Need help with bond yields

J

Jerel

I work for an investment management firm and I am having trouble calculating
municipal bond yields with Excel. My problem is two fold.

The first has to do with the how you write the formula or input the data.
My traders use the following format:

yield(trade price, redemption price, rate, 2, settlement date, redemption
date, "MUNI")

If you use insert function in Excel, the format is:

yield(settlement date, redemption date, rate, trade price, redemption price,
2)

If one of my traders sends me a spreadsheet using the first format/formula,
it will properly calculate on my PC. But if I try to edit the formula in any
way or replicate it on my own, Excel returns #NUM! We all appear to be using
the same add-ins (I have the bond add-in installed).

The other problem is that if I use the second format, the one built into
Excel, it returns the wrong yield. The first format of course returns the
correct yield. How do I know it is wrong? If I check the yield using a
financial calculator or a Bloomberg terminal it matches what the first
formula returns.

Any help would be very much appreciated!!!
 
D

Dave F

Post the formula your traders are using, the formula you use, and explain how
the Bloomberg terminal calculates its result. Without knowing those three
pieces of information I'm not sure how we can help.

Dave
 
G

georgeswebmail

I work for an investment management firm and I am having trouble calculating
municipal bond yields with Excel. My problem is two fold.

The first has to do with the how you write the formula or input the data.
My traders use the following format:

yield(trade price, redemption price, rate, 2, settlement date, redemption
date, "MUNI")

If you use insert function in Excel, the format is:

yield(settlement date, redemption date, rate, trade price, redemption price,
2)

If one of my traders sends me a spreadsheet using the first format/formula,
it will properly calculate on my PC. But if I try to edit the formula in any
way or replicate it on my own, Excel returns #NUM! We all appear to be using
the same add-ins (I have the bond add-in installed).

The other problem is that if I use the second format, the one built into
Excel, it returns the wrong yield. The first format of course returns the
correct yield. How do I know it is wrong? If I check the yield using a
financial calculator or a Bloomberg terminal it matches what the first
formula returns.

Any help would be very much appreciated!!!
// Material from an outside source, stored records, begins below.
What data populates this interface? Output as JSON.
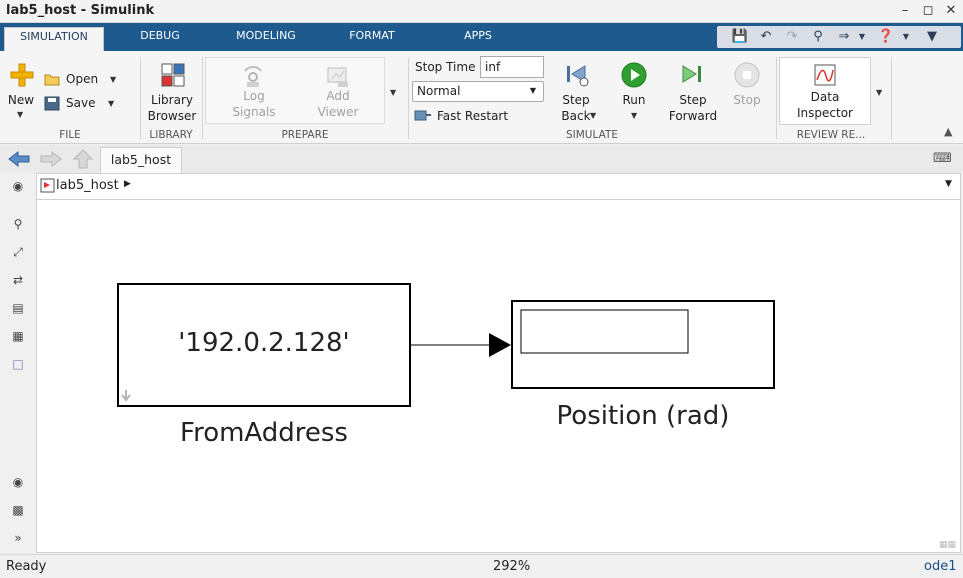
{
  "window": {
    "title": "lab5_host - Simulink"
  },
  "tabs": [
    {
      "label": "SIMULATION",
      "active": true
    },
    {
      "label": "DEBUG",
      "active": false
    },
    {
      "label": "MODELING",
      "active": false
    },
    {
      "label": "FORMAT",
      "active": false
    },
    {
      "label": "APPS",
      "active": false
    }
  ],
  "file": {
    "new_label": "New",
    "open_label": "Open",
    "save_label": "Save",
    "group_label": "FILE"
  },
  "library": {
    "line1": "Library",
    "line2": "Browser",
    "group_label": "LIBRARY"
  },
  "prepare": {
    "log_signals_1": "Log",
    "log_signals_2": "Signals",
    "add_viewer_1": "Add",
    "add_viewer_2": "Viewer",
    "group_label": "PREPARE"
  },
  "simulate": {
    "stop_time_label": "Stop Time",
    "stop_time_value": "inf",
    "mode_value": "Normal",
    "fast_restart_label": "Fast Restart",
    "step_back_1": "Step",
    "step_back_2": "Back",
    "run_label": "Run",
    "step_forward_1": "Step",
    "step_forward_2": "Forward",
    "stop_label": "Stop",
    "group_label": "SIMULATE"
  },
  "review": {
    "inspector_1": "Data",
    "inspector_2": "Inspector",
    "group_label": "REVIEW RE..."
  },
  "nav": {
    "model_tab": "lab5_host"
  },
  "address": {
    "path": "lab5_host"
  },
  "diagram": {
    "from_block_text": "'192.0.2.128'",
    "from_block_name": "FromAddress",
    "display_block_name": "Position (rad)"
  },
  "status": {
    "state": "Ready",
    "zoom": "292%",
    "solver": "ode1"
  },
  "colors": {
    "tab_bar": "#1e5a8e",
    "run_green": "#2fa02f",
    "accent_blue": "#3b73b9"
  }
}
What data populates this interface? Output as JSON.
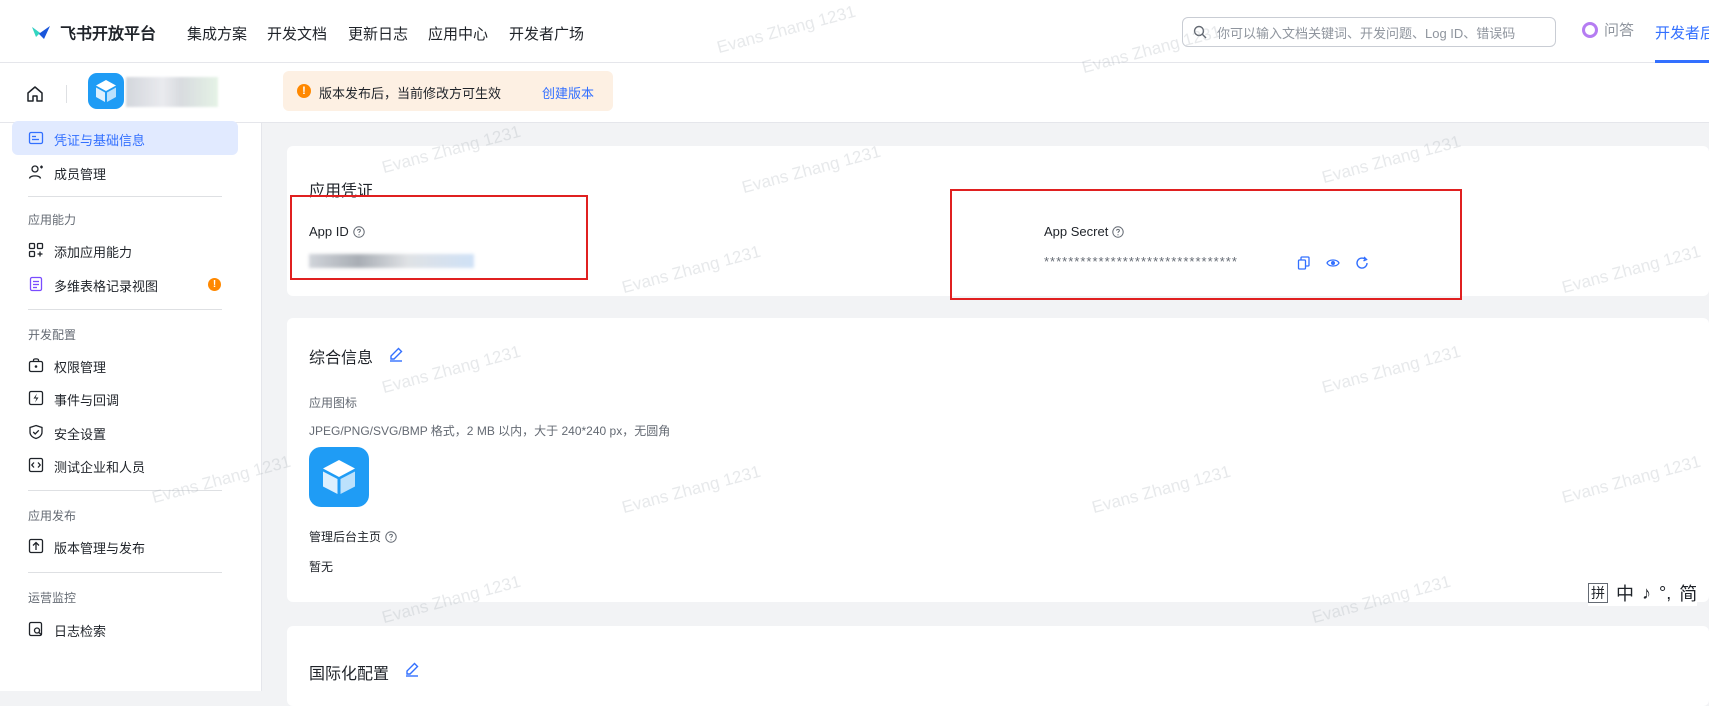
{
  "brand": {
    "name": "飞书开放平台"
  },
  "nav": {
    "links": [
      "集成方案",
      "开发文档",
      "更新日志",
      "应用中心",
      "开发者广场"
    ],
    "search_placeholder": "你可以输入文档关键词、开发问题、Log ID、错误码",
    "ask_label": "问答",
    "dev_backend_label": "开发者后"
  },
  "notice": {
    "text": "版本发布后，当前修改方可生效",
    "link": "创建版本"
  },
  "sidebar": {
    "items": [
      {
        "label": "凭证与基础信息",
        "icon": "id-card-icon",
        "active": true
      },
      {
        "label": "成员管理",
        "icon": "member-icon"
      }
    ],
    "groups": [
      {
        "title": "应用能力",
        "items": [
          {
            "label": "添加应用能力",
            "icon": "apps-add-icon"
          },
          {
            "label": "多维表格记录视图",
            "icon": "table-view-icon",
            "badge": "!"
          }
        ]
      },
      {
        "title": "开发配置",
        "items": [
          {
            "label": "权限管理",
            "icon": "permission-icon"
          },
          {
            "label": "事件与回调",
            "icon": "event-icon"
          },
          {
            "label": "安全设置",
            "icon": "shield-icon"
          },
          {
            "label": "测试企业和人员",
            "icon": "code-icon"
          }
        ]
      },
      {
        "title": "应用发布",
        "items": [
          {
            "label": "版本管理与发布",
            "icon": "upload-icon"
          }
        ]
      },
      {
        "title": "运营监控",
        "items": [
          {
            "label": "日志检索",
            "icon": "log-icon"
          }
        ]
      }
    ]
  },
  "credentials": {
    "title": "应用凭证",
    "app_id_label": "App ID",
    "app_secret_label": "App Secret",
    "app_secret_masked": "********************************"
  },
  "info": {
    "title": "综合信息",
    "icon_label": "应用图标",
    "icon_hint": "JPEG/PNG/SVG/BMP 格式，2 MB 以内，大于 240*240 px，无圆角",
    "admin_home_label": "管理后台主页",
    "admin_home_value": "暂无"
  },
  "i18n": {
    "title": "国际化配置"
  },
  "ime": {
    "items": [
      "拼",
      "中",
      "♪",
      "°,",
      "简"
    ]
  },
  "watermark": "Evans Zhang 1231",
  "colors": {
    "accent": "#3370ff",
    "warning": "#ff8800",
    "highlight_box": "#e02020"
  }
}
Try adding the Analysis Toolpak in Addins..also, try checking what
your sheet is set for as far as how your sheet is set in Tools,
Options, Transition...perhaps an converted Lotus function..
 
J

Jerel

The formula my traders use is:

yield(trade price, redemption price, rate, 2, settlement date, redemption
date, "MUNI")

I want to use their formula but Excel will not let me edit it or write the
same formula as my own. I would use the default Excel yield formula:

yield(settlement date, redemption date, rate, trade price, redemption price,
2)

but that returns different numbers than the first formula.

I do not know what the methodology is that Bloomberg or financial
calculators use to calculate a yield.
 
J

Jerel

I have the analysis toolpak and bond addins turned on. So do my traders.

Under transition, everything is set to Excel.